Ein Freund erzählte mir unlängst von seinem lettischen Vater, der vor 45 Jahren mit seiner Familie im Bündnerland unterwegs war und fragte, wo es nach «die Sentis» gehe. Mit dieser Betonung konnte ihm keiner weiterhelfen, wo der Säntis sei, wollte keiner sagen. Erst der Dritte verstand das Ziel «Disentis!».

Auch ich habe etliche solche Wörter, die ich nicht aussprechen kann. Und ich kann es partout nicht ändern. «Pak Tschnulli!», schrie ich, und der Freund und ich mussten lachen. Das ist ein Wermut, der eigentlich Noilly Prat heisst und mit dem er ein so herrliches Gemüse zaubert. Rüebli und Sellerie andünsten und bisschen Pak Tschnulli rein! Aber das ist längst nicht alles. Bei einem Fondue-Abend bestellte ich vor allen Gspänli «Meute-Meute» bei der Bedienung. Ich bin deswegen heute noch die Lachnummer.

Beim Bäcker bei uns ums Eck heisst ein feines Brot wie ein bekanntes Tessiner Tal, ohne Tal. Mein Freund packt es fast nicht, wenn ich ihn bitte: «Kaufst du das Verzatschka-Brot?» Genau so wie es mich vertätscht, wenn meine Schwester immer sagt, sie gehe noch in den «Orell Füsseli». Umgekehrt verbäset sie's fast, wenn ich wieder mal eins zu eins etwas Deutsches ins Englische übersetze. Meine Devise: Ich übersetze mal direkt und schaue, was passiert.

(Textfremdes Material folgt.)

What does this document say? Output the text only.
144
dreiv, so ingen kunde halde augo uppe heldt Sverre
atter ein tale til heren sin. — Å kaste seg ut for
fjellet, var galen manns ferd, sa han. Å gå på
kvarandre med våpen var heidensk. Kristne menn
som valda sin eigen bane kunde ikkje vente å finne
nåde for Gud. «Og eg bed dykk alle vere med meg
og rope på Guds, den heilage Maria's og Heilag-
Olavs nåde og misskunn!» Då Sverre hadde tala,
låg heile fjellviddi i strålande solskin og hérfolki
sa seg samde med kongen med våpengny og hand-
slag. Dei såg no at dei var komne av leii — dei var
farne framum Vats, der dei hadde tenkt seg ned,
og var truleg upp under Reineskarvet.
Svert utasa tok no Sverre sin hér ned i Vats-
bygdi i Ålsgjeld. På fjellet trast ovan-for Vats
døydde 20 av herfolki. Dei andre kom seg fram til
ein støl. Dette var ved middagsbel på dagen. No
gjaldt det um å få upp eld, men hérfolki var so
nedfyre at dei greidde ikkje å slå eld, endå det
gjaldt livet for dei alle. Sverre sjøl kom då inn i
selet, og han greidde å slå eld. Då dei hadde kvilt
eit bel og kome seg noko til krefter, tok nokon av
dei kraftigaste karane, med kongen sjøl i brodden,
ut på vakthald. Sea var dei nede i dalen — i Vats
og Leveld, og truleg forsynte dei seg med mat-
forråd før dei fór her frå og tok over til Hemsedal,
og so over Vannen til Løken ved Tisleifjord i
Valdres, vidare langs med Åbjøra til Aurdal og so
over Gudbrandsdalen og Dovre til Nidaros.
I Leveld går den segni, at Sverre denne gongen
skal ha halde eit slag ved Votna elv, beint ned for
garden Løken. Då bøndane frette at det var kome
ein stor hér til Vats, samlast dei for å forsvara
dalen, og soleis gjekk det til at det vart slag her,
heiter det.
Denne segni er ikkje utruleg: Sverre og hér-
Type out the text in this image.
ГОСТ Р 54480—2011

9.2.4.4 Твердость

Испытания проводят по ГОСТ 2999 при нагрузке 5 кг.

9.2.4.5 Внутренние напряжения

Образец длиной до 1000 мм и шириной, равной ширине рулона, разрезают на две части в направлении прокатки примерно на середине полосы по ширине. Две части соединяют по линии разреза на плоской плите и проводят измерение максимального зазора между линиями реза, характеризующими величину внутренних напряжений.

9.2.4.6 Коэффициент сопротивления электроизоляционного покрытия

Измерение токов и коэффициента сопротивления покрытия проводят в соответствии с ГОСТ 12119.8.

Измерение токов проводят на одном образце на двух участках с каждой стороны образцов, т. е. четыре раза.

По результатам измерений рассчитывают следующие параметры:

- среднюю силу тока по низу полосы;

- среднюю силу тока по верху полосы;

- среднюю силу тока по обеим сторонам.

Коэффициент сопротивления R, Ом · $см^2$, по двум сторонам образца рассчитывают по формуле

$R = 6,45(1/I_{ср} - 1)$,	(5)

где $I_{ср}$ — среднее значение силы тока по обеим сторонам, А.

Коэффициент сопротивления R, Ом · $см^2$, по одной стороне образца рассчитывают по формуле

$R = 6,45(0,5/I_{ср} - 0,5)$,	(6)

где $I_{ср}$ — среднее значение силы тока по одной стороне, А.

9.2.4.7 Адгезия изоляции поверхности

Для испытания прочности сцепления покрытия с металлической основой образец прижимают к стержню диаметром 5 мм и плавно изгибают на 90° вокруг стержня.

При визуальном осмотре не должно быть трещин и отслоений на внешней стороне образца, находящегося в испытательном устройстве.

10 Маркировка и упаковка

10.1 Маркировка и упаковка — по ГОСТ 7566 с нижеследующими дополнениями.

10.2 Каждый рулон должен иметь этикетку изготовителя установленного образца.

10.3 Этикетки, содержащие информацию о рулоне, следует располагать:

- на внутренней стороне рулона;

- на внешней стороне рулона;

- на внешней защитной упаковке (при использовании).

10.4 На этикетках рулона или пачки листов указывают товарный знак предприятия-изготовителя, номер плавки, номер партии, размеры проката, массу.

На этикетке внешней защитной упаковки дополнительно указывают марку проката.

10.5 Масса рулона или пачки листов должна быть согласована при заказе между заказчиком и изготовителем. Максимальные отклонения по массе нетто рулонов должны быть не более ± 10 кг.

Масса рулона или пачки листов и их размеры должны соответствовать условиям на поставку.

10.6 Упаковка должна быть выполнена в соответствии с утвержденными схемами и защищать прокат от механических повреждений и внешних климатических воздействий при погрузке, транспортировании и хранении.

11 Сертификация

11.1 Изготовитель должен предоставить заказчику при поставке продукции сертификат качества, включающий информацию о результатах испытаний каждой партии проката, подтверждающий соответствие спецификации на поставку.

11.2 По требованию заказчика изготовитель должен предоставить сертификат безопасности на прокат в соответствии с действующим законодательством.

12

Kürzlich sagte ich in einer Runde über eine Person, die nicht anwesend war: «She is not the brightest candle on the cake.» Es brach Gelächter aus, die einzig englischsprachige Person schaute mich verwirrt an. Sie hatte aber so eine Ahnung und meinte, der Ausdruck im Englischen für jemanden, der nicht gerade intelligent ist, sei, «she is not the sharpest knife in the drawer». Aber sie fände das mit der Kerze viel besser und würde fortan das sagen. Als meine Schwester wieder einmal einwarf, ich könne nicht alles eins zu eins übersetzen, sagte ich: «I know me out.» Ich kenn mich aus.